Eleven Minutes: A Novel (P.S.)
Paulo Coelho
Excerpts from the book - Eleven Minutes: A Novel (P.S.)
Up until then, travel and the idea of going far away had just been a dream, and dreaming is very pleasant as long as you are not forced to put your dreams into practice. That way, we avoid all the risks, frustrations and difficulties, and when we are old, we can always blame other people—preferably our parents, our spouses or our children—for our failure to realize our dreams.
Human beings can withstand a week without water, two weeks without food, many years of homelessness, but not loneliness. It is the worst of all tortures, the worst of all sufferings.
Brazilians have a strange superstition: when you visit someone for the first time, you must not be the one to open the door when you leave, because if you do, you will never return to that house.

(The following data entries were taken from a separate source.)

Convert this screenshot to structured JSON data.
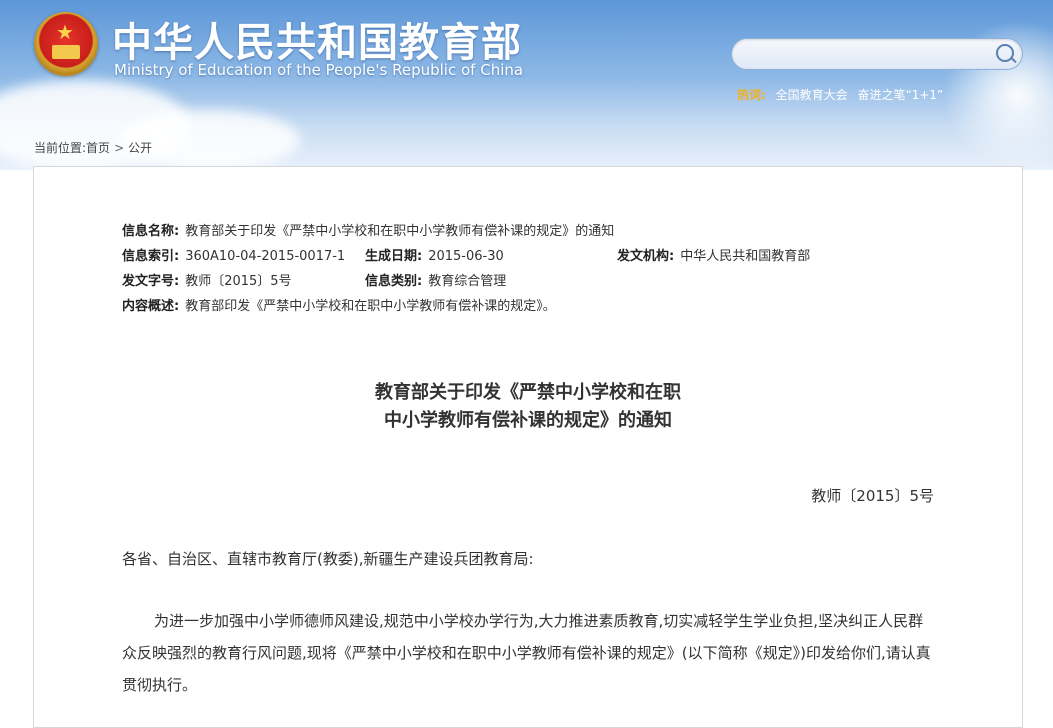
{
  "header": {
    "site_title": "中华人民共和国教育部",
    "site_subtitle": "Ministry of Education of the People's Republic of China",
    "search_placeholder": "",
    "hot_label": "热词:",
    "hot_items": [
      "全国教育大会",
      "奋进之笔“1+1”"
    ]
  },
  "breadcrumb": {
    "prefix": "当前位置:",
    "items": [
      "首页",
      "公开"
    ],
    "separator": ">"
  },
  "meta": {
    "name_key": "信息名称:",
    "name_val": "教育部关于印发《严禁中小学校和在职中小学教师有偿补课的规定》的通知",
    "index_key": "信息索引:",
    "index_val": "360A10-04-2015-0017-1",
    "date_key": "生成日期:",
    "date_val": "2015-06-30",
    "org_key": "发文机构:",
    "org_val": "中华人民共和国教育部",
    "docno_key": "发文字号:",
    "docno_val": "教师〔2015〕5号",
    "cat_key": "信息类别:",
    "cat_val": "教育综合管理",
    "summary_key": "内容概述:",
    "summary_val": "教育部印发《严禁中小学校和在职中小学教师有偿补课的规定》。"
  },
  "document": {
    "title_line1": "教育部关于印发《严禁中小学校和在职",
    "title_line2": "中小学教师有偿补课的规定》的通知",
    "doc_number": "教师〔2015〕5号",
    "salutation": "各省、自治区、直辖市教育厅(教委),新疆生产建设兵团教育局:",
    "body": "为进一步加强中小学师德师风建设,规范中小学校办学行为,大力推进素质教育,切实减轻学生学业负担,坚决纠正人民群众反映强烈的教育行风问题,现将《严禁中小学校和在职中小学教师有偿补课的规定》(以下简称《规定》)印发给你们,请认真贯彻执行。"
  },
  "colors": {
    "header_blue": "#5d97d8",
    "hot_label": "#f3b023"
  },
  "icons": {
    "search": "search-icon",
    "emblem": "national-emblem-icon"
  }
}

Since I was in the company of an intellectual, I would quote from Plato. According to him, at the beginning of creation, men and women were not as they are now; there was just one being, who was rather short, with a body and a neck, but his head had two faces, looking in different directions. It was as if two creatures had been glued back to back, with two sets of sex organs, four legs and four arms. The Greek gods, however, were jealous, because this creature with four arms could work harder; with its two faces, it was always vigilant and could not be taken by surprise; and its four legs meant that it could stand or walk for long periods at a time without tiring. Even more dangerous was the fact that the creature had two different sets of sex organs and so needed no one else in order to continue reproducing. Zeus, the supreme lord of Olympus, said: 'I have a plan to make these mortals lose some of their strength'. And he cut the creature in two with a lightning bolt, thus creating man and woman. This greatly increased the population of the world, and, at the same time, disoriented and weakened its inhabitants, because now they had to search for their lost half and embrace it and, in that embrace, regain their former strength, their ability to avoid betrayal and the stamina to walk for long periods of time and to withstand hard work. That embrace in which the two bodies re-fuse to become one again is what we call sex.
It was normal to feel jealous, although life had taught her that it was pointless thinking you could own another person—anyone who believes that is just deceiving themselves.